One of these stories within stories is that of the 18th century Scottish naturalist, James Hutton, who was among the first to recognize that certain geological signs indicated that the earth was orders of magnitude older than the then prevailing wisdom (largely derived from scriptural authority) had it.  While the information presented on Hutton is derived from other sources, Huizenga, as usual, has, in addition to the matter-of-fact descriptive function inherent in its presentation, his own agenda for incorporating it:  to convey the nature and process of discovery, as well as its effects:  how does one see something that wasn’t seen before? what enabled a specific person to see what others before him or her had not? what was the experience like?  Discoveries don’t in any way effect, in and of themselves, any immediate actual change – except in the mind of the discoverer; the world remains the same as it was the moment before; the entire change occurs within the mind’s eye, as the world is suddenly seen through new eyes, as it were.  Comics is an ideal medium through which to communicate this shift in perception that is brought about by a discovery, for in comics it is possible to show what is seen within the mind’s eye in a quick and decisive manner that is exceedingly more difficult – and in some cases perhaps not at all possible – to accomplish in prose alone.  Even in comics, this task can be challenging, of course, and there are few, if any extant instances of visually conveying the level of complexity that Huizenga has managed here, and which it is the reader’s job to interpret and appreciate.

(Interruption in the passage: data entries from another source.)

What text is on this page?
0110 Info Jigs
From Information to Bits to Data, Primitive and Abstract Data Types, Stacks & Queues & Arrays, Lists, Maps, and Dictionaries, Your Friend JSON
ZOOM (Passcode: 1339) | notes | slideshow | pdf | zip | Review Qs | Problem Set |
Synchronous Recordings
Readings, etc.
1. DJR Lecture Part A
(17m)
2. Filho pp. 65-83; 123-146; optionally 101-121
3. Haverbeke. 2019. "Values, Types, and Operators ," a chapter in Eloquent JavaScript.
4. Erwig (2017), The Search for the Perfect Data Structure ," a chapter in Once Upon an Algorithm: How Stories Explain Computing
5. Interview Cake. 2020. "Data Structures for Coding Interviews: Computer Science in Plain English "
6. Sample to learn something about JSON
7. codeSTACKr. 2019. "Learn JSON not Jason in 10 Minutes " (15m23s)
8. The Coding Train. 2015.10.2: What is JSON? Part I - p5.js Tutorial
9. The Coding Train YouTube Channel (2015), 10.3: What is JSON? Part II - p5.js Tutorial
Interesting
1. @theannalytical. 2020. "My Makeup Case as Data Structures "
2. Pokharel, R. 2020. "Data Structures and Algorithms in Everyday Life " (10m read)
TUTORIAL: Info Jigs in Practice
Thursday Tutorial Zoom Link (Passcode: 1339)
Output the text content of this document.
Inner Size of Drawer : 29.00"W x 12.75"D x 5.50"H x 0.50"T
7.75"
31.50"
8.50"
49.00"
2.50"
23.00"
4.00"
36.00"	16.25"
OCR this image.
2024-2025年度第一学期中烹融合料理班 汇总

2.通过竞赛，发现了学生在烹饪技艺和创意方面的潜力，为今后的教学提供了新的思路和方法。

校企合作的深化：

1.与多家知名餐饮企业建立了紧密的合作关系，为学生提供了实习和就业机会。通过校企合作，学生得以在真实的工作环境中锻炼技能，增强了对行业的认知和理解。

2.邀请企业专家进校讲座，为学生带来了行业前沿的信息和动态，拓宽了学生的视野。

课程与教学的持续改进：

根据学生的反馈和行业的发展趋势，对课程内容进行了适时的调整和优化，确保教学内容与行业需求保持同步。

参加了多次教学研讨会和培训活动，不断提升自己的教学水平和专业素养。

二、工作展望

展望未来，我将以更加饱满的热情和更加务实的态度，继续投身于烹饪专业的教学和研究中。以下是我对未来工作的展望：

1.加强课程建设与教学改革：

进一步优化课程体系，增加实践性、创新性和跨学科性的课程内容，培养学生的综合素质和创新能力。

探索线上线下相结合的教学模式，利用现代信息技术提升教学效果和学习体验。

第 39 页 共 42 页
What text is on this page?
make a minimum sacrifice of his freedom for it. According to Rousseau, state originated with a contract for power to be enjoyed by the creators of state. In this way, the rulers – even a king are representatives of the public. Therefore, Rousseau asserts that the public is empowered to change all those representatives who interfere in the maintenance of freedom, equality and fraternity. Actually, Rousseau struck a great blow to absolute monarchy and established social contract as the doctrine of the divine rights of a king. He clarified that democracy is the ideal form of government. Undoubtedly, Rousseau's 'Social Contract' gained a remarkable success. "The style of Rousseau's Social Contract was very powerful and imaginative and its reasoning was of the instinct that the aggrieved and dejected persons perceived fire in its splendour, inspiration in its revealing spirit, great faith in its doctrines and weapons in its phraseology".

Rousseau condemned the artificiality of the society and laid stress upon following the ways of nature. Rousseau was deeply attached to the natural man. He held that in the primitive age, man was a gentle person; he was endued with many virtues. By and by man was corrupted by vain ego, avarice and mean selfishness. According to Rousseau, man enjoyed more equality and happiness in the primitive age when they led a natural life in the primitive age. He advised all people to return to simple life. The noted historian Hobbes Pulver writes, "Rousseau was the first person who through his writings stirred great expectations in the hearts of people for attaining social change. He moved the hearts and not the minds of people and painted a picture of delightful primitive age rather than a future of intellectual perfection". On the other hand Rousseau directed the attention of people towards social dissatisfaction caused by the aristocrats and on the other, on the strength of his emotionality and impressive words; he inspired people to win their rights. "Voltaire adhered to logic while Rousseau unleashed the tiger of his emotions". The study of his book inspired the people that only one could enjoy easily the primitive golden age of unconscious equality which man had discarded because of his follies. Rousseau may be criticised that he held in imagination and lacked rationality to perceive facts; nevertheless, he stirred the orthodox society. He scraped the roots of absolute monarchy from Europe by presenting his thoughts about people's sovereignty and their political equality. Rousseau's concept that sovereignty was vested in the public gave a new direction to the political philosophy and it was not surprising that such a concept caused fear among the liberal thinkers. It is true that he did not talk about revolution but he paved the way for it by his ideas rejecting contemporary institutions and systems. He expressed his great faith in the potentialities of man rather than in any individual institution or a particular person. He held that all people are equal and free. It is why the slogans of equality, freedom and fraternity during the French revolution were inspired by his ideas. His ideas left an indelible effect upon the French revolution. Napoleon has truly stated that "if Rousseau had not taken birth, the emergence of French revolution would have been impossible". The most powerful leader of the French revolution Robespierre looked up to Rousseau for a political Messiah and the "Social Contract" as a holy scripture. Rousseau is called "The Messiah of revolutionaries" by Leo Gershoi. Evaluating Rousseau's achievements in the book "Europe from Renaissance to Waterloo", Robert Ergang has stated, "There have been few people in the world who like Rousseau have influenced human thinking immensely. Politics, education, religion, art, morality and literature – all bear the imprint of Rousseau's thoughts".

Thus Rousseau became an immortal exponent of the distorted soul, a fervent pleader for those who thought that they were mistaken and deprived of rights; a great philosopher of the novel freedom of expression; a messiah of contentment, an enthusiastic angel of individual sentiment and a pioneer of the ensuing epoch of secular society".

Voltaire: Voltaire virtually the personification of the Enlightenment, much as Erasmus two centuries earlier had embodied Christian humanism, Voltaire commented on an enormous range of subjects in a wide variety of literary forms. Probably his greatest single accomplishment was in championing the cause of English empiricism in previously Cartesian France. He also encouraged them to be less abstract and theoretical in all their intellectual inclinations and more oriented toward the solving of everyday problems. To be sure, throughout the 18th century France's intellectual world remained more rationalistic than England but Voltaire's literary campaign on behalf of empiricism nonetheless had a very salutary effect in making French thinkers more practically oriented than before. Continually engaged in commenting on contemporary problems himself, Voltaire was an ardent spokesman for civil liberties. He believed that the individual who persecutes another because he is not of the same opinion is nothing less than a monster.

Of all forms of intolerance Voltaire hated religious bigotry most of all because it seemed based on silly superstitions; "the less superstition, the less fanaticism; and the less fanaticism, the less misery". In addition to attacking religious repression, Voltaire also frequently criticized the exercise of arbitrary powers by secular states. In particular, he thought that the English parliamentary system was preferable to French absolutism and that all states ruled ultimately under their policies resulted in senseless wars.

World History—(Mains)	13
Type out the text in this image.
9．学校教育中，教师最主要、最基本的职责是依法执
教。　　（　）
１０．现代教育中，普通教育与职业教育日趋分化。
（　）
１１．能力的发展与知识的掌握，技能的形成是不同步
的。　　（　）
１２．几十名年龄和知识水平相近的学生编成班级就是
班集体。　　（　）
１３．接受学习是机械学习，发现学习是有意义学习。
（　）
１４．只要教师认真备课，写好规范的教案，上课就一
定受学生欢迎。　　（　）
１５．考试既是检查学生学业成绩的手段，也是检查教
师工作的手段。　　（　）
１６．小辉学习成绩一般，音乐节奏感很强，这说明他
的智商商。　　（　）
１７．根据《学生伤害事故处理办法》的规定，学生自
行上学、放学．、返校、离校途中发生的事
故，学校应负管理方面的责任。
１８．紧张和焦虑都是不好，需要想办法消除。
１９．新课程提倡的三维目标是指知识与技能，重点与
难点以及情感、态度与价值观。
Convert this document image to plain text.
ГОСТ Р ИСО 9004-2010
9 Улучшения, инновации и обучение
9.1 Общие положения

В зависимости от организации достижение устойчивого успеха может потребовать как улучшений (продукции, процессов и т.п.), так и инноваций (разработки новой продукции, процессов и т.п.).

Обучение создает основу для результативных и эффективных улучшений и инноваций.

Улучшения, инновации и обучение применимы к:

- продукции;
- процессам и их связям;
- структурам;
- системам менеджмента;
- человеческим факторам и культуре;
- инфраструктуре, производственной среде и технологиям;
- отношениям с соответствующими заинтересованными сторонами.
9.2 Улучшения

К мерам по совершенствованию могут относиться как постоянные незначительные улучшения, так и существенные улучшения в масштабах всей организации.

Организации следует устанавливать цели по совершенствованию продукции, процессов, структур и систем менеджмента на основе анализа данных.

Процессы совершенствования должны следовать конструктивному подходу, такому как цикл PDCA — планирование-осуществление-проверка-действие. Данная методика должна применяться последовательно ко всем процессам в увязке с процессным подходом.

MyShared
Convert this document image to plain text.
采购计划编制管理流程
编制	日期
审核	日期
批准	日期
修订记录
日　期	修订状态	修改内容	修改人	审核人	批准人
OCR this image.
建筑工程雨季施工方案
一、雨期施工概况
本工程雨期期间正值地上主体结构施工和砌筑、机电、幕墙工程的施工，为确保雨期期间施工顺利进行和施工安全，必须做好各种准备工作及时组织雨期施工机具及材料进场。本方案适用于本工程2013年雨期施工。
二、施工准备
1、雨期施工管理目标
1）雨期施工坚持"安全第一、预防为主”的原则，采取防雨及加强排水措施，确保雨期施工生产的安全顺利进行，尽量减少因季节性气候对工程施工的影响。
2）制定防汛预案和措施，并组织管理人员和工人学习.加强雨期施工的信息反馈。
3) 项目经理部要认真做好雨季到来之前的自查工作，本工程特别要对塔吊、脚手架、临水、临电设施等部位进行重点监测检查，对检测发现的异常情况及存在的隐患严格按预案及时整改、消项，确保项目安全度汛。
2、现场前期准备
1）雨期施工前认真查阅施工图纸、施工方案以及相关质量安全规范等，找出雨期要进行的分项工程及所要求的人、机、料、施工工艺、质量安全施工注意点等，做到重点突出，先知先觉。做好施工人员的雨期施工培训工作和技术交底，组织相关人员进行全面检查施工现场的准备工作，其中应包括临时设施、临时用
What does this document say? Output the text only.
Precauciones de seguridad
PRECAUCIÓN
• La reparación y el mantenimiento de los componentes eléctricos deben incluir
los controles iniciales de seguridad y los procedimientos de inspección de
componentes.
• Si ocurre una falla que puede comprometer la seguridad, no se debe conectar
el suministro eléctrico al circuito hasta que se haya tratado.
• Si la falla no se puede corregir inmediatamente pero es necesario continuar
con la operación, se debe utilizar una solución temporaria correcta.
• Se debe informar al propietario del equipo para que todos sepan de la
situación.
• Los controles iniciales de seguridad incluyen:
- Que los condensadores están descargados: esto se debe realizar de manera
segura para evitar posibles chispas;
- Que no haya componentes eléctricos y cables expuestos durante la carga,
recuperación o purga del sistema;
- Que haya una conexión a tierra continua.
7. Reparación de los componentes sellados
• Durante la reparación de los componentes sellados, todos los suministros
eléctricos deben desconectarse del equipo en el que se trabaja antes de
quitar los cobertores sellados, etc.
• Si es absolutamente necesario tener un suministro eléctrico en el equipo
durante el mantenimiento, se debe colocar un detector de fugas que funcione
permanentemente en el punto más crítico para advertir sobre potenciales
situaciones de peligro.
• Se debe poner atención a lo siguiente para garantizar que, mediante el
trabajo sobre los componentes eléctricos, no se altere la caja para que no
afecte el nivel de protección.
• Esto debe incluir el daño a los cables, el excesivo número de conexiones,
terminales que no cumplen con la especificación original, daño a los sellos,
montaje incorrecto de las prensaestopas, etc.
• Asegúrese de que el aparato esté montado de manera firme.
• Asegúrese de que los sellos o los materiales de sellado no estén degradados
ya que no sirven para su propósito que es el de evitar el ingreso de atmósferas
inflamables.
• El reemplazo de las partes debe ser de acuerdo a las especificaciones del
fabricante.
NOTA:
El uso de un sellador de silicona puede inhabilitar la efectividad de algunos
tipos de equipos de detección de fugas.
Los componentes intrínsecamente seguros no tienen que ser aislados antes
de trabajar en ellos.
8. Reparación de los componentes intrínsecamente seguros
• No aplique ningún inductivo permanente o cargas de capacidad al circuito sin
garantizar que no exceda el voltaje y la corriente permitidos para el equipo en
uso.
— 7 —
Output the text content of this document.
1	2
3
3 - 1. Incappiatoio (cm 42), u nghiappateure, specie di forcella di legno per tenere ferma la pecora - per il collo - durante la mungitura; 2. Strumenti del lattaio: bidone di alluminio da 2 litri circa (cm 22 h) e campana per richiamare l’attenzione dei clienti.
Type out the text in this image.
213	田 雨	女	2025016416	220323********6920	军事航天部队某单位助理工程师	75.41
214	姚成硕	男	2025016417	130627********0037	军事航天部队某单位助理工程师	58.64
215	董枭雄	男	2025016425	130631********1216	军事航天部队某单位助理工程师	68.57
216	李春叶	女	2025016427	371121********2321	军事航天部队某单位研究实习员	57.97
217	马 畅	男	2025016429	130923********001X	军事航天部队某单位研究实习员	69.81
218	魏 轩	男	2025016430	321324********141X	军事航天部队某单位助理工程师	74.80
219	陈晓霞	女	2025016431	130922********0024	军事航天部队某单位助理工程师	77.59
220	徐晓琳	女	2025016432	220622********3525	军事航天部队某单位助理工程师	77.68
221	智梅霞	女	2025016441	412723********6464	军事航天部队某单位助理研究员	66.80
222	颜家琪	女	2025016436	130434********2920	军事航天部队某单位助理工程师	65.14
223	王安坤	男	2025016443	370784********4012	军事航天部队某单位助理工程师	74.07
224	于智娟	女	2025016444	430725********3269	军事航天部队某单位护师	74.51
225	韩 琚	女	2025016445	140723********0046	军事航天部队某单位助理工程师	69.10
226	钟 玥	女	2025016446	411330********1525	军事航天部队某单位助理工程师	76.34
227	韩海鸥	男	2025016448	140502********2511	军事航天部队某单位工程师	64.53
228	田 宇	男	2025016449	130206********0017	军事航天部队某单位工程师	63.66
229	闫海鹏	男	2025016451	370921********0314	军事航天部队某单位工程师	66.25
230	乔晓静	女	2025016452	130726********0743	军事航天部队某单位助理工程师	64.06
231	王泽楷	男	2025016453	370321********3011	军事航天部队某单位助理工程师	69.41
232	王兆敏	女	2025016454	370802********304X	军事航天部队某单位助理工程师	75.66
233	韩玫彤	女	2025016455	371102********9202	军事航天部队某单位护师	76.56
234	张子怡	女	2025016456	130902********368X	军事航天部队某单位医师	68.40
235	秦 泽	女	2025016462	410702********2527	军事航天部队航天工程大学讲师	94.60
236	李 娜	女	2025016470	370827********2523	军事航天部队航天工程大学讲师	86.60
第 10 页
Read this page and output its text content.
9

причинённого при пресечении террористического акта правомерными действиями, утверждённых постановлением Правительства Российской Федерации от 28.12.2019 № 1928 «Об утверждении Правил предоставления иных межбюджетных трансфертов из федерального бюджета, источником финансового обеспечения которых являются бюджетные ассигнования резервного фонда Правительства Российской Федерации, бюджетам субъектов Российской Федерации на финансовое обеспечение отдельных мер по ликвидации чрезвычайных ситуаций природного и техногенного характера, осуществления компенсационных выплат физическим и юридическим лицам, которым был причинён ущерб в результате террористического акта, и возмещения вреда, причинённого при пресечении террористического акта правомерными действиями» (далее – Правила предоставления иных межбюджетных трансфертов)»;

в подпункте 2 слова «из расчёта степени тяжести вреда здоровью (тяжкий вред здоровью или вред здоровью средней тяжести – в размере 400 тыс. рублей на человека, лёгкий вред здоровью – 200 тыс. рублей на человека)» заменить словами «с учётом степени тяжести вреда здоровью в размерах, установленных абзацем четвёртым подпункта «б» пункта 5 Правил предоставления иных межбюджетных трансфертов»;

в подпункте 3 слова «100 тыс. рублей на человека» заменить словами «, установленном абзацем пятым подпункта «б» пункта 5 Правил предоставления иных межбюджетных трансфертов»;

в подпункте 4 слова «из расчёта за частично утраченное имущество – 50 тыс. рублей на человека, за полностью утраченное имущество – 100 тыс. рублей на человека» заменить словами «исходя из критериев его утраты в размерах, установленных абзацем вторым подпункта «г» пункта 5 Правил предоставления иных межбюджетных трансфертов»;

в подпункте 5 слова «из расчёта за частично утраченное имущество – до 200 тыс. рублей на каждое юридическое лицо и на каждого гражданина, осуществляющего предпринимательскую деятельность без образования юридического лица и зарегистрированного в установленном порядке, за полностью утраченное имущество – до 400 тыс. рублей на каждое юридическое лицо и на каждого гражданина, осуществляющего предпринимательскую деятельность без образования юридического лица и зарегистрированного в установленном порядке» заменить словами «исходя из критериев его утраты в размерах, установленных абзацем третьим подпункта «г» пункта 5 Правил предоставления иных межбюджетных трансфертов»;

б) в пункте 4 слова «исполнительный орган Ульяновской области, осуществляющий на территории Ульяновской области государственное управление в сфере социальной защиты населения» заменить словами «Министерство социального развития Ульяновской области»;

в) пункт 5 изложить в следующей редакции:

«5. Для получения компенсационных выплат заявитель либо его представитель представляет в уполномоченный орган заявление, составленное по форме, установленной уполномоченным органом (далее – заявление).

As if that is not already enough to chew on, Huizenga also, in this issue, newly incorporates into the ongoing narrative that is carried over from previous issues some refracted autobio elements self-reflexively related to his own, earlier comics work which, when read as such, has him dividing his own self yin-and-yang-like into complementary male and female halves.  In an intriguing twist on gender and identity, here it is the female side which takes the more active, leading role, while the male half takes the supporting, more passive role.

And there’s more!  Huizenga rewards himself at the conclusion of the issue with some “baroque” humor of a highly syncretic nature.

Really, we’re only scratching the surface here.  There’s quite a bit more that could be said.  Suffice it to say there’s quite a lot going on in this 32 page comic book.  This is a work that will amply reward the multiple readings it will require to absorb.

We’ve posted a preview on ello, HERE.



*In Ganges, Huizenga succeeds in effectively placing the quotidian within the quasi-eternal where others – most notably, Alan Moore & Co. in Big Numbers(originally titled The Mandlebrot Set, before receiving a cease-and-desist letter from Mandlebrot himself) – have failed (for all his undeniable genius, Moore is first and foremost a scenarist, not a truly visual thinker, and the structure of revelation that he hoped to erect in Big Numbers was unfortunately unweildy and collapsed under its own weight, whereas Huizenga, here in Ganges, cuts straight through the muddle with his visually buttressed narrative approach.